Solvers for ordinary differential equations (ODEs) belong to the best-studied algorithms of numerical mathematics. An ODE is an implicit statement about the relationship of a curve $x:\mathbb{R}_{\geq 0}\to\mathbb{R}^N$ to its derivative, in the form $x'(t) = f(x(t),t)$, where $x'$ is the derivative of curve, and $f$ is some function. To identify a unique solution of a particular ODE, it is typically also necessary to provide additional statements about the curve, such as its initial value $x(t_0)=x_0$. An ODE solver is a mathematical rule that maps function and initial value, $(f,x_0)$ to an estimate $x(t)$ for the solution curve. Good solvers have certain analytical guarantees about this estimate, such as the fact that its deviation from the true solution is of a high polynomial order in the step size used by the algorithms to discretize the ODE.
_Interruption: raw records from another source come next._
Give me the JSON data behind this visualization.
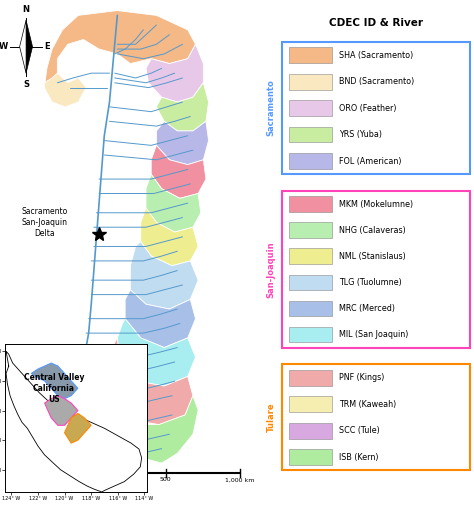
{
  "title": "CDEC ID & River",
  "sacramento_label": "Sacramento",
  "san_joaquin_label": "San-Joaquin",
  "tulare_label": "Tulare",
  "sacramento_rivers": [
    {
      "id": "SHA",
      "name": "Sacramento",
      "color": "#F5B887"
    },
    {
      "id": "BND",
      "name": "Sacramento",
      "color": "#FAE8C0"
    },
    {
      "id": "ORO",
      "name": "Feather",
      "color": "#E8C8E8"
    },
    {
      "id": "YRS",
      "name": "Yuba",
      "color": "#C8ECA0"
    },
    {
      "id": "FOL",
      "name": "American",
      "color": "#B8B8E8"
    }
  ],
  "sj_rivers": [
    {
      "id": "MKM",
      "name": "Mokelumne",
      "color": "#F090A0"
    },
    {
      "id": "NHG",
      "name": "Calaveras",
      "color": "#B8EEB0"
    },
    {
      "id": "NML",
      "name": "Stanislaus",
      "color": "#EEED90"
    },
    {
      "id": "TLG",
      "name": "Tuolumne",
      "color": "#C0DCF0"
    },
    {
      "id": "MRC",
      "name": "Merced",
      "color": "#A8C0E8"
    },
    {
      "id": "MIL",
      "name": "San Joaquin",
      "color": "#A8EEF0"
    }
  ],
  "tulare_rivers": [
    {
      "id": "PNF",
      "name": "Kings",
      "color": "#F0AAAA"
    },
    {
      "id": "TRM",
      "name": "Kaweah",
      "color": "#F5EEB0"
    },
    {
      "id": "SCC",
      "name": "Tule",
      "color": "#D8A8E0"
    },
    {
      "id": "ISB",
      "name": "Kern",
      "color": "#B0ECA0"
    }
  ],
  "sac_box_color": "#5599FF",
  "sj_box_color": "#FF44BB",
  "tulare_box_color": "#FF8800",
  "sac_label_color": "#5599FF",
  "sj_label_color": "#FF44BB",
  "tulare_label_color": "#FF8800",
  "river_color": "#5599CC",
  "delta_label": "Sacramento\nSan-Joaquin\nDelta",
  "inset_title": "Central Valley\nCalifornia\nUS"
}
One of the main theoretical contributions of the group is the development of probabilistic versions of these solvers. In several works, we established a class of solvers for initial value problems that generalize classic solvers by taking as inputs Gaussian distributions $\mathcal{N}(x(t_0);x_0,\Psi)$, $\mathcal{GP}(f;\hat{f},\Sigma)$ over the initial value and vector field, and return a Gaussian process posterior $\mathcal{GP}(x;m,k)$ over the solution. We were able to show that these methods
- have the same (linear) computational computational complexity in solver's step-size $h$ as classic methods [ ] (they are Bayesian filters)
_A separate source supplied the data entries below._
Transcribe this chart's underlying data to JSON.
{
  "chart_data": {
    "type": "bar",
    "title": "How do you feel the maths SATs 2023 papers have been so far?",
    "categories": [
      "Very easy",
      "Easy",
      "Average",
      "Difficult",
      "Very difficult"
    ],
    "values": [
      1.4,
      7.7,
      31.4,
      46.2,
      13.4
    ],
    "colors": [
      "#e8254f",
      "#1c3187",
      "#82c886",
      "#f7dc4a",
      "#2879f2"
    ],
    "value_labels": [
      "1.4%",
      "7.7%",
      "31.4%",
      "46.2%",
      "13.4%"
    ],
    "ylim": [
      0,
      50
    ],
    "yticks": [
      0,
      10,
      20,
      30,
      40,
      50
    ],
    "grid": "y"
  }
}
- can inherit the famous local and global polynomial convergence rates of classic solvers [ ] (i.e. $\|m-x\|\leq Ch^q$ for $q\geq 1$)
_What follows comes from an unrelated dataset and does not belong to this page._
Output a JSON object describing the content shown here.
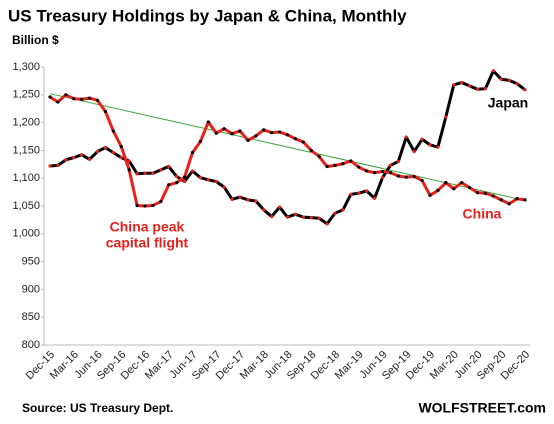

- produce posterior variance estimates that are calibrated worst-case error estimates [ ] (i.e. $\|m-x\|^2\leq Ck$). In Short, they produce meaningful uncertainty
- are in fact a generalization of certain famous classic ODE solvers (namely they reduce to explicit single-step Runge Kutta methods and multi-step Nordsieck methods in the limit of uninformative prior and steady-state operation, respectively. In practical operation, they offer a third, novel type of solver) [ ]
- they can be generalized to produce non-Gaussian, nonparametric output while retaining many of the above properties [ ].
Together, these results provide a rich and reliable new theory for probabilistic simulation that current ongoing research projects are seeking to leverage to speed up structured simulation problems inside of machine learning algorithms.